O texto cria uma espécie de armadilha: seu tom de fofoca atiça os bolsonaristas, que estão sempre a postos quando se trata de ridicularizar o governo do PT. Críticas ao PT, independentemente de sua origem, são muito bem-vindas no jornal da “terceira via”. Por outro lado, os leitores que simpatizam com o PT se veem obrigados a defender a linguagem neutra para não serem confundidos com os “golpistas” e “arruaceiros” que destruíram os prédios dos três poderes.
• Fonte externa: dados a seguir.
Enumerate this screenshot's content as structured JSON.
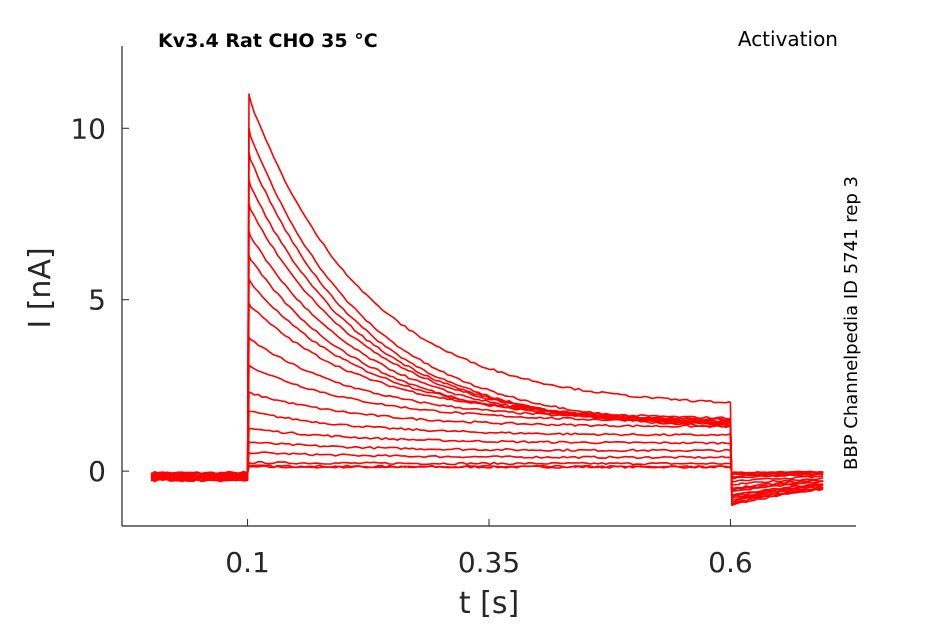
{
  "chart_data": {
    "type": "line",
    "title": "Kv3.4  Rat  CHO  35 °C",
    "protocol_label": "Activation",
    "side_note": "BBP Channelpedia ID 5741 rep 3",
    "xlabel": "t [s]",
    "ylabel": "I [nA]",
    "xlim": [
      -0.03,
      0.73
    ],
    "ylim": [
      -1.6,
      12.4
    ],
    "xticks": [
      0.1,
      0.35,
      0.6
    ],
    "xtick_labels": [
      "0.1",
      "0.35",
      "0.6"
    ],
    "yticks": [
      0,
      5,
      10
    ],
    "ytick_labels": [
      "0",
      "5",
      "10"
    ],
    "grid": false,
    "line_color": "#ff0000",
    "stimulus_on": 0.1,
    "stimulus_off": 0.6,
    "series_end": 0.7,
    "series": [
      {
        "peak": 0.12,
        "end": 0.12,
        "tail": -0.05
      },
      {
        "peak": 0.15,
        "end": 0.13,
        "tail": -0.05
      },
      {
        "peak": 0.25,
        "end": 0.22,
        "tail": -0.06
      },
      {
        "peak": 0.55,
        "end": 0.4,
        "tail": -0.08
      },
      {
        "peak": 0.85,
        "end": 0.6,
        "tail": -0.1
      },
      {
        "peak": 1.25,
        "end": 0.82,
        "tail": -0.15
      },
      {
        "peak": 1.75,
        "end": 1.05,
        "tail": -0.2
      },
      {
        "peak": 2.3,
        "end": 1.3,
        "tail": -0.3
      },
      {
        "peak": 3.1,
        "end": 1.45,
        "tail": -0.4
      },
      {
        "peak": 3.9,
        "end": 1.5,
        "tail": -0.5
      },
      {
        "peak": 4.9,
        "end": 1.55,
        "tail": -0.55
      },
      {
        "peak": 5.6,
        "end": 1.5,
        "tail": -0.6
      },
      {
        "peak": 6.3,
        "end": 1.4,
        "tail": -0.7
      },
      {
        "peak": 7.0,
        "end": 1.4,
        "tail": -0.75
      },
      {
        "peak": 7.8,
        "end": 1.4,
        "tail": -0.8
      },
      {
        "peak": 8.5,
        "end": 1.35,
        "tail": -0.85
      },
      {
        "peak": 9.3,
        "end": 1.3,
        "tail": -0.9
      },
      {
        "peak": 10.0,
        "end": 1.4,
        "tail": -0.95
      },
      {
        "peak": 11.0,
        "end": 2.0,
        "tail": -1.0
      }
    ]
  }
}
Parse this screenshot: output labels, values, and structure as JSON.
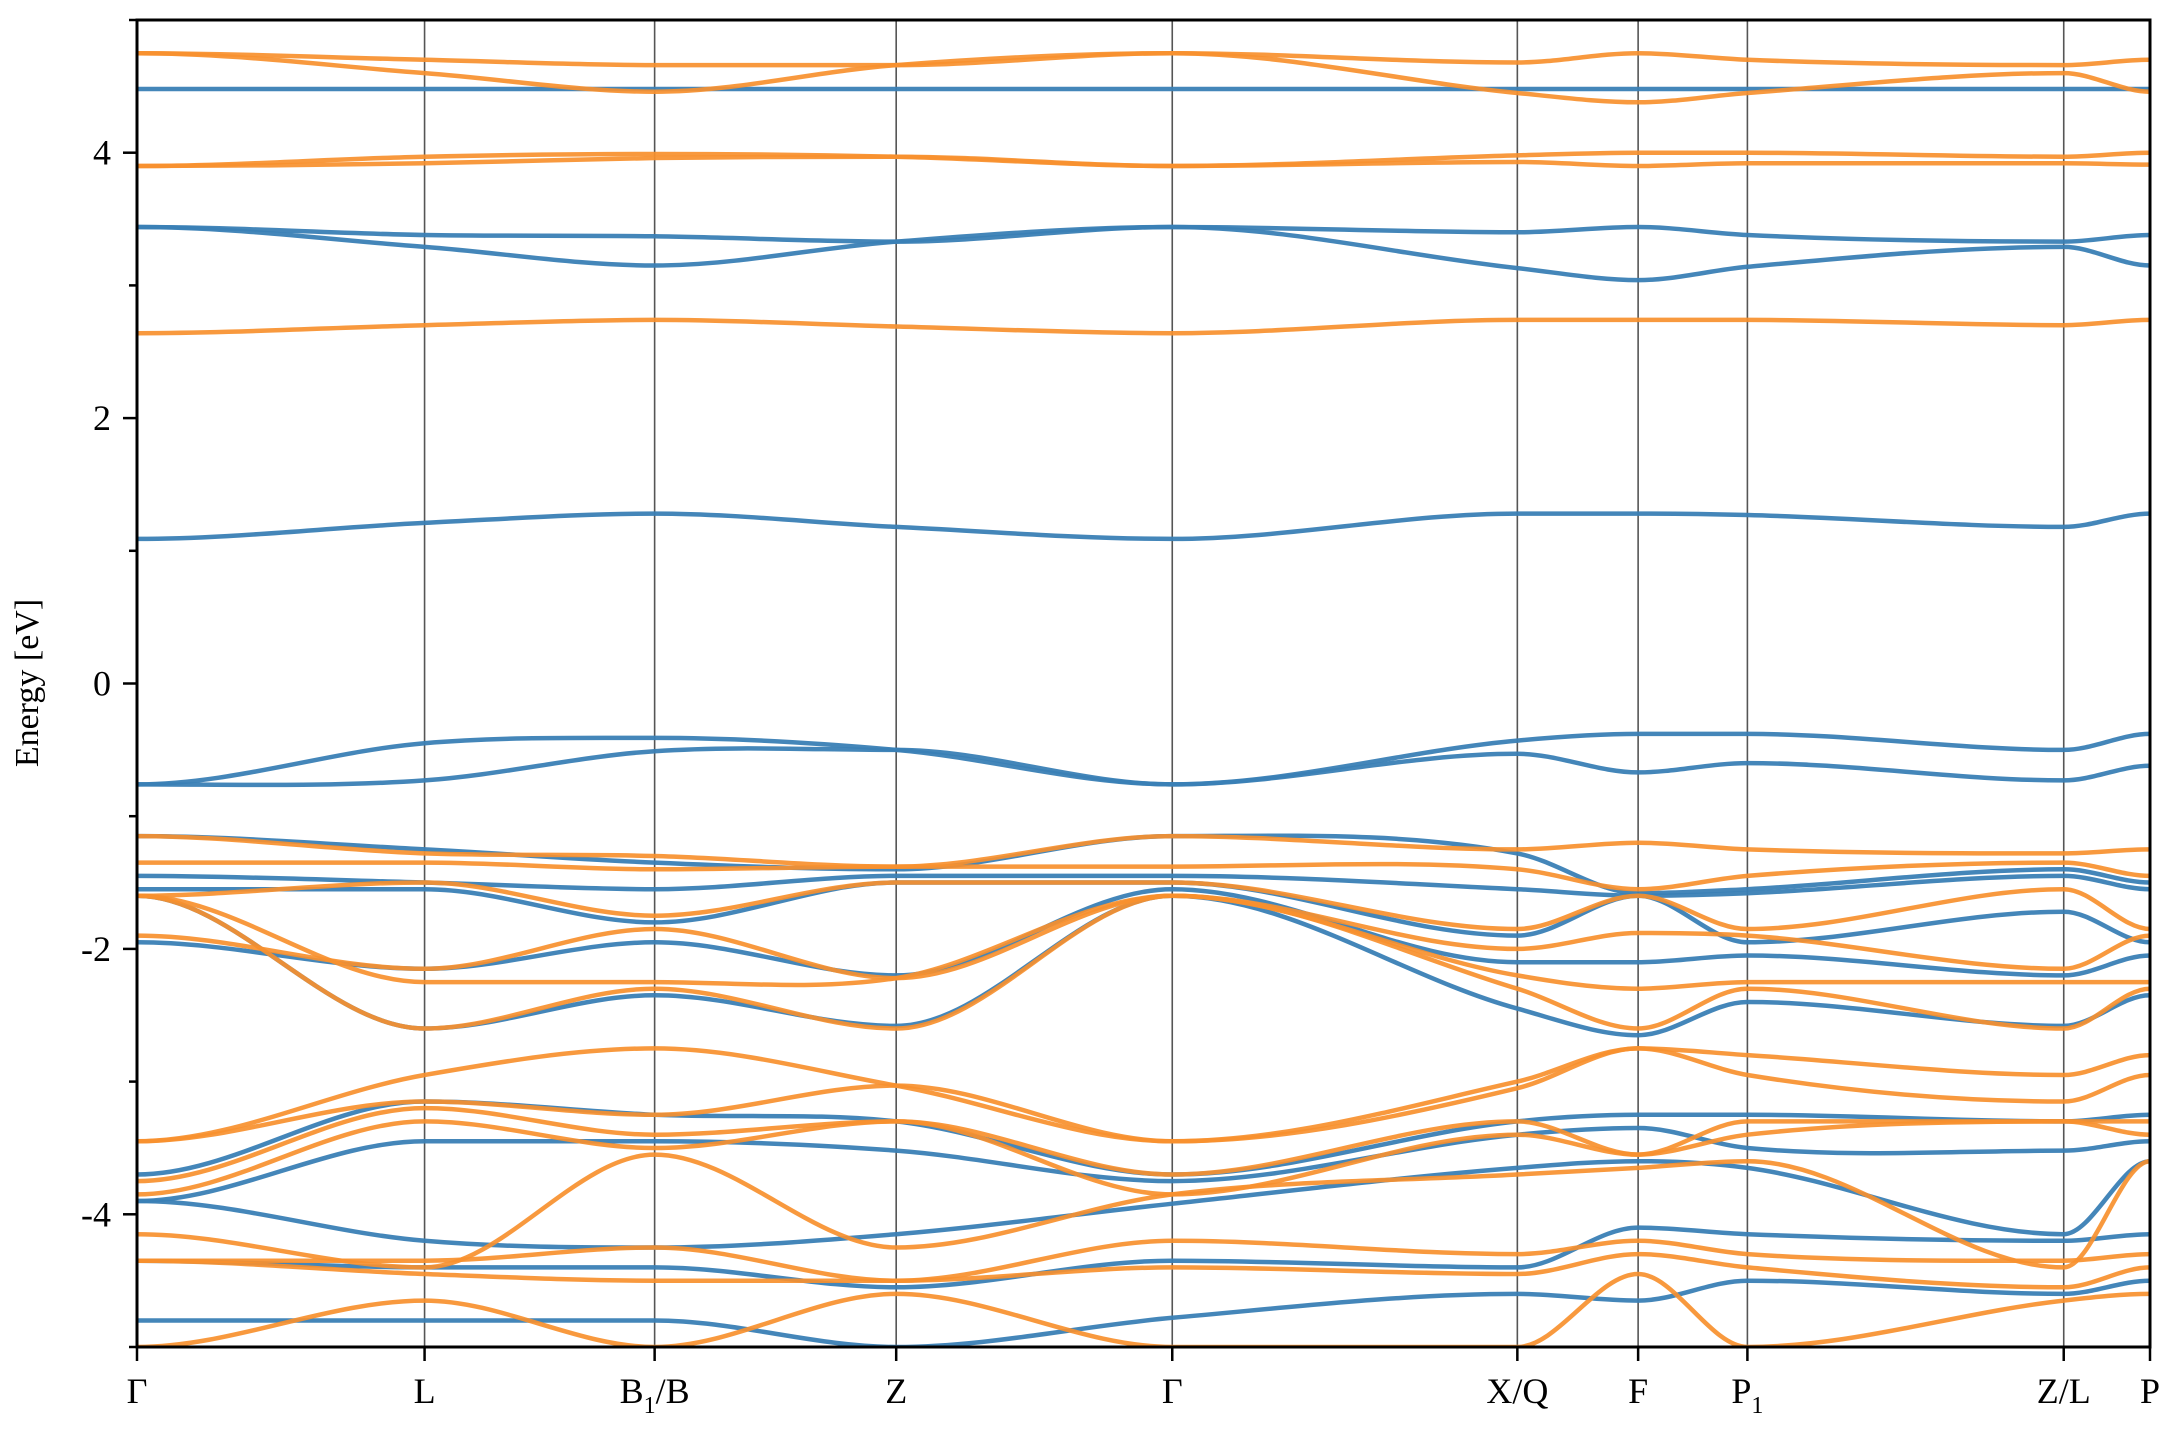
{
  "chart_data": {
    "type": "line",
    "title": "",
    "xlabel": "",
    "ylabel": "Energy [eV]",
    "ylim": [
      -5,
      5
    ],
    "grid": false,
    "yticks": [
      -4,
      -2,
      0,
      2,
      4
    ],
    "ytick_labels": [
      "-4",
      "-2",
      "0",
      "2",
      "4"
    ],
    "kpath": [
      {
        "label": "Γ",
        "sub": "",
        "x": 0.0
      },
      {
        "label": "L",
        "sub": "",
        "x": 1.0
      },
      {
        "label": "B",
        "sub": "1",
        "suffix": "/B",
        "x": 1.8
      },
      {
        "label": "Z",
        "sub": "",
        "x": 2.64
      },
      {
        "label": "Γ",
        "sub": "",
        "x": 3.6
      },
      {
        "label": "X/Q",
        "sub": "",
        "x": 4.8
      },
      {
        "label": "F",
        "sub": "",
        "x": 5.22
      },
      {
        "label": "P",
        "sub": "1",
        "suffix": "",
        "x": 5.6
      },
      {
        "label": "Z/L",
        "sub": "",
        "x": 6.7
      },
      {
        "label": "P",
        "sub": "",
        "x": 7.0
      }
    ],
    "series_colors": {
      "blue": "#3a7fb5",
      "orange": "#f7902e"
    },
    "series": [
      {
        "color": "blue",
        "x": [
          0,
          1,
          1.8,
          2.64,
          3.6,
          4.8,
          5.22,
          5.6,
          6.7,
          7.0
        ],
        "values": [
          4.48,
          4.48,
          4.48,
          4.48,
          4.48,
          4.48,
          4.48,
          4.48,
          4.48,
          4.48
        ]
      },
      {
        "color": "blue",
        "x": [
          0,
          1,
          1.8,
          2.64,
          3.6,
          4.8,
          5.22,
          5.6,
          6.7,
          7.0
        ],
        "values": [
          3.44,
          3.38,
          3.37,
          3.33,
          3.44,
          3.4,
          3.44,
          3.38,
          3.33,
          3.38
        ]
      },
      {
        "color": "blue",
        "x": [
          0,
          1,
          1.8,
          2.64,
          3.6,
          4.8,
          5.22,
          5.6,
          6.7,
          7.0
        ],
        "values": [
          3.44,
          3.29,
          3.15,
          3.33,
          3.44,
          3.13,
          3.04,
          3.14,
          3.29,
          3.15
        ]
      },
      {
        "color": "blue",
        "x": [
          0,
          1,
          1.8,
          2.64,
          3.6,
          4.8,
          5.22,
          5.6,
          6.7,
          7.0
        ],
        "values": [
          1.09,
          1.21,
          1.28,
          1.18,
          1.09,
          1.28,
          1.28,
          1.27,
          1.18,
          1.28
        ]
      },
      {
        "color": "blue",
        "x": [
          0,
          1,
          1.8,
          2.64,
          3.6,
          4.8,
          5.22,
          5.6,
          6.7,
          7.0
        ],
        "values": [
          -0.76,
          -0.45,
          -0.41,
          -0.5,
          -0.76,
          -0.43,
          -0.38,
          -0.38,
          -0.5,
          -0.38
        ]
      },
      {
        "color": "blue",
        "x": [
          0,
          1,
          1.8,
          2.64,
          3.6,
          4.8,
          5.22,
          5.6,
          6.7,
          7.0
        ],
        "values": [
          -0.76,
          -0.73,
          -0.51,
          -0.5,
          -0.76,
          -0.53,
          -0.67,
          -0.6,
          -0.73,
          -0.62
        ]
      },
      {
        "color": "blue",
        "x": [
          0,
          1,
          1.8,
          2.64,
          3.6,
          4.8,
          5.22,
          5.6,
          6.7,
          7.0
        ],
        "values": [
          -1.15,
          -1.25,
          -1.35,
          -1.4,
          -1.15,
          -1.28,
          -1.58,
          -1.55,
          -1.4,
          -1.5
        ]
      },
      {
        "color": "blue",
        "x": [
          0,
          1,
          1.8,
          2.64,
          3.6,
          4.8,
          5.22,
          5.6,
          6.7,
          7.0
        ],
        "values": [
          -1.45,
          -1.5,
          -1.55,
          -1.45,
          -1.45,
          -1.55,
          -1.6,
          -1.58,
          -1.45,
          -1.55
        ]
      },
      {
        "color": "blue",
        "x": [
          0,
          1,
          1.8,
          2.64,
          3.6,
          4.8,
          5.22,
          5.6,
          6.7,
          7.0
        ],
        "values": [
          -1.55,
          -1.55,
          -1.8,
          -1.5,
          -1.5,
          -1.9,
          -1.6,
          -1.95,
          -1.72,
          -1.95
        ]
      },
      {
        "color": "blue",
        "x": [
          0,
          1,
          1.8,
          2.64,
          3.6,
          4.8,
          5.22,
          5.6,
          6.7,
          7.0
        ],
        "values": [
          -1.95,
          -2.15,
          -1.95,
          -2.2,
          -1.55,
          -2.1,
          -2.1,
          -2.05,
          -2.2,
          -2.05
        ]
      },
      {
        "color": "blue",
        "x": [
          0,
          1,
          1.8,
          2.64,
          3.6,
          4.8,
          5.22,
          5.6,
          6.7,
          7.0
        ],
        "values": [
          -1.6,
          -2.6,
          -2.35,
          -2.58,
          -1.6,
          -2.45,
          -2.65,
          -2.4,
          -2.58,
          -2.35
        ]
      },
      {
        "color": "blue",
        "x": [
          0,
          1,
          1.8,
          2.64,
          3.6,
          4.8,
          5.22,
          5.6,
          6.7,
          7.0
        ],
        "values": [
          -3.7,
          -3.15,
          -3.25,
          -3.3,
          -3.7,
          -3.3,
          -3.25,
          -3.25,
          -3.3,
          -3.25
        ]
      },
      {
        "color": "blue",
        "x": [
          0,
          1,
          1.8,
          2.64,
          3.6,
          4.8,
          5.22,
          5.6,
          6.7,
          7.0
        ],
        "values": [
          -3.9,
          -3.45,
          -3.45,
          -3.52,
          -3.75,
          -3.4,
          -3.35,
          -3.5,
          -3.52,
          -3.45
        ]
      },
      {
        "color": "blue",
        "x": [
          0,
          1,
          1.8,
          2.64,
          3.6,
          4.8,
          5.22,
          5.6,
          6.7,
          7.0
        ],
        "values": [
          -3.9,
          -4.2,
          -4.25,
          -4.15,
          -3.92,
          -3.65,
          -3.6,
          -3.65,
          -4.15,
          -3.6
        ]
      },
      {
        "color": "blue",
        "x": [
          0,
          1,
          1.8,
          2.64,
          3.6,
          4.8,
          5.22,
          5.6,
          6.7,
          7.0
        ],
        "values": [
          -4.35,
          -4.4,
          -4.4,
          -4.55,
          -4.35,
          -4.4,
          -4.1,
          -4.15,
          -4.2,
          -4.15
        ]
      },
      {
        "color": "blue",
        "x": [
          0,
          1,
          1.8,
          2.64,
          3.6,
          4.8,
          5.22,
          5.6,
          6.7,
          7.0
        ],
        "values": [
          -4.8,
          -4.8,
          -4.8,
          -5.0,
          -4.78,
          -4.6,
          -4.65,
          -4.5,
          -4.6,
          -4.5
        ]
      },
      {
        "color": "orange",
        "x": [
          0,
          1,
          1.8,
          2.64,
          3.6,
          4.8,
          5.22,
          5.6,
          6.7,
          7.0
        ],
        "values": [
          4.75,
          4.7,
          4.66,
          4.66,
          4.75,
          4.68,
          4.75,
          4.7,
          4.66,
          4.7
        ]
      },
      {
        "color": "orange",
        "x": [
          0,
          1,
          1.8,
          2.64,
          3.6,
          4.8,
          5.22,
          5.6,
          6.7,
          7.0
        ],
        "values": [
          4.75,
          4.6,
          4.46,
          4.66,
          4.75,
          4.45,
          4.38,
          4.45,
          4.6,
          4.46
        ]
      },
      {
        "color": "orange",
        "x": [
          0,
          1,
          1.8,
          2.64,
          3.6,
          4.8,
          5.22,
          5.6,
          6.7,
          7.0
        ],
        "values": [
          3.9,
          3.97,
          3.99,
          3.97,
          3.9,
          3.98,
          4.0,
          4.0,
          3.97,
          4.0
        ]
      },
      {
        "color": "orange",
        "x": [
          0,
          1,
          1.8,
          2.64,
          3.6,
          4.8,
          5.22,
          5.6,
          6.7,
          7.0
        ],
        "values": [
          3.9,
          3.92,
          3.96,
          3.97,
          3.9,
          3.93,
          3.9,
          3.92,
          3.92,
          3.91
        ]
      },
      {
        "color": "orange",
        "x": [
          0,
          1,
          1.8,
          2.64,
          3.6,
          4.8,
          5.22,
          5.6,
          6.7,
          7.0
        ],
        "values": [
          2.64,
          2.7,
          2.74,
          2.69,
          2.64,
          2.74,
          2.74,
          2.74,
          2.7,
          2.74
        ]
      },
      {
        "color": "orange",
        "x": [
          0,
          1,
          1.8,
          2.64,
          3.6,
          4.8,
          5.22,
          5.6,
          6.7,
          7.0
        ],
        "values": [
          -1.15,
          -1.28,
          -1.3,
          -1.38,
          -1.15,
          -1.25,
          -1.2,
          -1.25,
          -1.28,
          -1.25
        ]
      },
      {
        "color": "orange",
        "x": [
          0,
          1,
          1.8,
          2.64,
          3.6,
          4.8,
          5.22,
          5.6,
          6.7,
          7.0
        ],
        "values": [
          -1.35,
          -1.35,
          -1.4,
          -1.38,
          -1.38,
          -1.4,
          -1.55,
          -1.45,
          -1.35,
          -1.45
        ]
      },
      {
        "color": "orange",
        "x": [
          0,
          1,
          1.8,
          2.64,
          3.6,
          4.8,
          5.22,
          5.6,
          6.7,
          7.0
        ],
        "values": [
          -1.6,
          -1.5,
          -1.75,
          -1.5,
          -1.5,
          -1.85,
          -1.6,
          -1.85,
          -1.55,
          -1.85
        ]
      },
      {
        "color": "orange",
        "x": [
          0,
          1,
          1.8,
          2.64,
          3.6,
          4.8,
          5.22,
          5.6,
          6.7,
          7.0
        ],
        "values": [
          -1.9,
          -2.15,
          -1.85,
          -2.22,
          -1.6,
          -2.0,
          -1.88,
          -1.9,
          -2.15,
          -1.9
        ]
      },
      {
        "color": "orange",
        "x": [
          0,
          1,
          1.8,
          2.64,
          3.6,
          4.8,
          5.22,
          5.6,
          6.7,
          7.0
        ],
        "values": [
          -1.6,
          -2.25,
          -2.25,
          -2.22,
          -1.6,
          -2.2,
          -2.3,
          -2.25,
          -2.25,
          -2.25
        ]
      },
      {
        "color": "orange",
        "x": [
          0,
          1,
          1.8,
          2.64,
          3.6,
          4.8,
          5.22,
          5.6,
          6.7,
          7.0
        ],
        "values": [
          -1.6,
          -2.6,
          -2.3,
          -2.6,
          -1.6,
          -2.3,
          -2.6,
          -2.3,
          -2.6,
          -2.3
        ]
      },
      {
        "color": "orange",
        "x": [
          0,
          1,
          1.8,
          2.64,
          3.6,
          4.8,
          5.22,
          5.6,
          6.7,
          7.0
        ],
        "values": [
          -3.45,
          -2.95,
          -2.75,
          -3.03,
          -3.45,
          -3.05,
          -2.75,
          -2.8,
          -2.95,
          -2.8
        ]
      },
      {
        "color": "orange",
        "x": [
          0,
          1,
          1.8,
          2.64,
          3.6,
          4.8,
          5.22,
          5.6,
          6.7,
          7.0
        ],
        "values": [
          -3.45,
          -3.15,
          -3.25,
          -3.03,
          -3.45,
          -3.0,
          -2.75,
          -2.95,
          -3.15,
          -2.95
        ]
      },
      {
        "color": "orange",
        "x": [
          0,
          1,
          1.8,
          2.64,
          3.6,
          4.8,
          5.22,
          5.6,
          6.7,
          7.0
        ],
        "values": [
          -3.75,
          -3.2,
          -3.4,
          -3.3,
          -3.7,
          -3.3,
          -3.55,
          -3.3,
          -3.3,
          -3.3
        ]
      },
      {
        "color": "orange",
        "x": [
          0,
          1,
          1.8,
          2.64,
          3.6,
          4.8,
          5.22,
          5.6,
          6.7,
          7.0
        ],
        "values": [
          -3.85,
          -3.3,
          -3.5,
          -3.3,
          -3.85,
          -3.4,
          -3.55,
          -3.4,
          -3.3,
          -3.4
        ]
      },
      {
        "color": "orange",
        "x": [
          0,
          1,
          1.8,
          2.64,
          3.6,
          4.8,
          5.22,
          5.6,
          6.7,
          7.0
        ],
        "values": [
          -4.15,
          -4.4,
          -3.55,
          -4.25,
          -3.85,
          -3.7,
          -3.65,
          -3.6,
          -4.4,
          -3.6
        ]
      },
      {
        "color": "orange",
        "x": [
          0,
          1,
          1.8,
          2.64,
          3.6,
          4.8,
          5.22,
          5.6,
          6.7,
          7.0
        ],
        "values": [
          -4.35,
          -4.35,
          -4.25,
          -4.5,
          -4.2,
          -4.3,
          -4.2,
          -4.3,
          -4.35,
          -4.3
        ]
      },
      {
        "color": "orange",
        "x": [
          0,
          1,
          1.8,
          2.64,
          3.6,
          4.8,
          5.22,
          5.6,
          6.7,
          7.0
        ],
        "values": [
          -4.35,
          -4.45,
          -4.5,
          -4.5,
          -4.4,
          -4.45,
          -4.3,
          -4.4,
          -4.55,
          -4.4
        ]
      },
      {
        "color": "orange",
        "x": [
          0,
          1,
          1.8,
          2.64,
          3.6,
          4.8,
          5.22,
          5.6,
          6.7,
          7.0
        ],
        "values": [
          -5.0,
          -4.65,
          -5.0,
          -4.6,
          -5.0,
          -5.0,
          -4.45,
          -5.0,
          -4.65,
          -4.6
        ]
      }
    ]
  }
}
Diga-se, de passagem, que nem a reportagem da EBC nem a da Folha conseguem, de fato, usar essa linguagem. Uma hora a pessoa é deputade, depois é deputada, outra hora é candidato, uma confusão só. O repórter da Folha, tropicando de uma só vez na concordância e no identitarismo, diz o seguinte: “A reportagem da Agência Brasil informou que 79 candidatos transexuais e travestis disputaram vaga na Câmara e em Assembleias estaduais em 2022. Do total, quatro foram eleitos (duas para o Congresso e duas para assembleias estaduais), além de uma deputada estadual intersexo”. Se transexuais e travestis são tratados como “candidatos”, no masculino, dos quais “quatro foram eleitos”, por que, ao retomá-los, usou o numeral no feminino (duas)? Uma consulta a uma das gramáticas do professor Evanildo Bechara poderia ajudar o redator, que ficaria sabendo que “transexuais e travestis” são comuns de dois gêneros, donde ser possível chamar as moças de candidatas. Se, no entanto, consultar um manual de identitarês, vai aprender a usar “candidates eleites” (a forma do numeral dois/duas em identitarês é mistério que este escriba ainda não desvendou). Finalmente, ao ser humano intersexo foi atribuída a palavra “deputada”, no feminino. Pode?
Outro link da matéria sai da expressão “linguagem neutra” e chega a uma web story da própria Folha, em que uma certa Paula Drummond, editora de livros juvenis da Globo, dá o veredicto: “A língua serve à sociedade, não o contrário. Se existe uma demanda pelo gênero neutro, a gente tem que aprender a usar”. Simples assim. Língua agora é uma questão de demanda no supermercado identitário. Se assim é, a Folha, sempre tão moderna, deveria instituir a linguagem neutra na sua redação e aplaudir as iniciativas petistas nessa seara, mas, como bom representante dos “tucanos”, prefere ficar em cima do muro para poder atacar todos os lados de acordo com a conveniência.
Artigo publicado, originalmente, em 09 de fevereiro de 2023.